Welternährungsbericht Hunger - die Folge satter Ignoranz
Ein Zehntel der Weltbevölkerung hat nicht genug zu essen - weil das weltweite Ernährungs- und Absatzmarkt-System versagt. Jetzt ist die Zeit für einen vereinten Kampf gegen den Hunger.
Wer da schockiert ist, lügt. Ein Schock kommt unerwartet. Die vernichtende Bilanz des Welternährungsberichts tut es nicht. Dass ein Zehntel der Weltbevölkerung im 21. Jahrhundert nicht genug zu essen hat, ist die Folge satter Ignoranz. Die reiche Welt im Suppenkoma. Und es wird immer absurder.
Gerade wetteifern drei Milliardäre damit, mit ihren Playmobilen ins Weltall zu fliegen: schneller, höher, grenzenlos. Die Bransons, Bezos, Musks wollen Touristen dort in die Ferien schicken. Nein, kein Klischee-Gejammer: Das sollen sie gern tun. Denn wenn nicht, hungert dadurch kein Kind weniger in Afrika. Aber: Warum steckt die Welt nicht so viel Energie, Technik und Geld in die Entwicklung unserer Ernährungssysteme wie die Superbrains in ihre Weltraumträume?
Erst Klimawandel...
In Kanada fackeln seit Wochen die Kornfelder ab. Der Nordwesten eines der reichsten Industrieländer bangt um seine Ernte. Klimaexperten sagen klar: Diese Hitzewelle ist menschengemacht. Die nächste steht vor der Tür. Und die Politiker, die noch bis gestern an einer weiteren umweltgefährdenden Ölpipeline klammerten, sagen: Wir müssen uns mal an den Klimawandel anpassen.
... dann Corona
Überraschender als der Klimawandel kam Corona. Die Pandemie soll nach dem Bericht die Zahl der Hungernden vergrößert haben. Die Zahl der Kinder, die zu klein sind und zu dünn. Die nicht richtig lernen können, weil sie nie satt sind. Und es auch vor der Pandemie nicht waren. Als UN-Chef Antonio Guterres flehte, dass wenigstens in den schweren Zeiten von Corona weltweit die Waffen schweigen mögen, gab es deshalb keinen Konflikt weniger als vorher. Erbärmlich - auch das keine Überraschung.

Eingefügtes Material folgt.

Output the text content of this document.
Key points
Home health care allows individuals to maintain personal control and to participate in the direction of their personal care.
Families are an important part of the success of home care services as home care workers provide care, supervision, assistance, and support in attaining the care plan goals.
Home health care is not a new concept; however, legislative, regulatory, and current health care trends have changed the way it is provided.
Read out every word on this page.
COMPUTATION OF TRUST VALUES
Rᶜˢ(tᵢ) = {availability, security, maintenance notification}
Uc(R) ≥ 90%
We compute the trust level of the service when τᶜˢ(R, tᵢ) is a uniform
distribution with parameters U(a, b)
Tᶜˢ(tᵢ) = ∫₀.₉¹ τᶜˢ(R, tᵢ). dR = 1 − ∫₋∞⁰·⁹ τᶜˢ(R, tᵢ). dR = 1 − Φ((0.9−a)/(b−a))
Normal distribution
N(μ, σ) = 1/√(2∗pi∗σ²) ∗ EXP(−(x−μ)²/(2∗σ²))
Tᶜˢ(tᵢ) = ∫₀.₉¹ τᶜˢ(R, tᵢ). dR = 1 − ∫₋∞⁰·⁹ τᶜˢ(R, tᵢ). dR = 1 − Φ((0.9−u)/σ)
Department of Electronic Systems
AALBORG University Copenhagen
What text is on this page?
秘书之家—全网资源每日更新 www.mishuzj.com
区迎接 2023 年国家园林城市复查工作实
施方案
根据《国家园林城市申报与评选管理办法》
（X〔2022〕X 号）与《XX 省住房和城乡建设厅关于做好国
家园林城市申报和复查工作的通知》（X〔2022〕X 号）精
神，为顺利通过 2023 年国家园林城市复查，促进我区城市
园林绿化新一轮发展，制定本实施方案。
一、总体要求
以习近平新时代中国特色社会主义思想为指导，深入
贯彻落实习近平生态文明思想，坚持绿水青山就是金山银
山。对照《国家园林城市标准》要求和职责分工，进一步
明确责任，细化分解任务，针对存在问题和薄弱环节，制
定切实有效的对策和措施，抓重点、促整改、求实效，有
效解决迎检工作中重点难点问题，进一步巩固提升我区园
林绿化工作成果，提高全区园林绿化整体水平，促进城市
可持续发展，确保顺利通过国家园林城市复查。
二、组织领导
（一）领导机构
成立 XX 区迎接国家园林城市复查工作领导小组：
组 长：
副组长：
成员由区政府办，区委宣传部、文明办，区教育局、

Aber alle haben wieder eine gute Entschuldigung: Corona und die Folgen haben die Zahl der weltweit Hungernden um 18 Prozent steigen lassen. Jetzt sehen alle schwarz für das UN-Ziel, dass bis 2030 keiner auf der Welt mehr hungert. Verfehlt um 660 Millionen Menschen - mehr als achtmal so viele, wie in Deutschland leben.
Keine Entschuldigung mehr
Jetzt sollte mal Schluss sein mit der Ignoranz. Wir müssen unser weltweites Ernährungs- und Absatzmarkt-System verändern - um sicherzustellen, dass ein Teller Bohnensuppe im Südsudan in Relation nicht Hundertmal teurer ist als einer in Berlin - nämlich mehr Geld als ein durchschnittlicher Tagesverdienst. Der Kampf gegen den Hunger muss so vereint geschehen wie der gegen die Corona-Pandemie. Und mit so viel Energie, dass das Nicht-Hunger-Ziel erreicht ist, bevor die Musks dieser Welt auf dem Mond sind.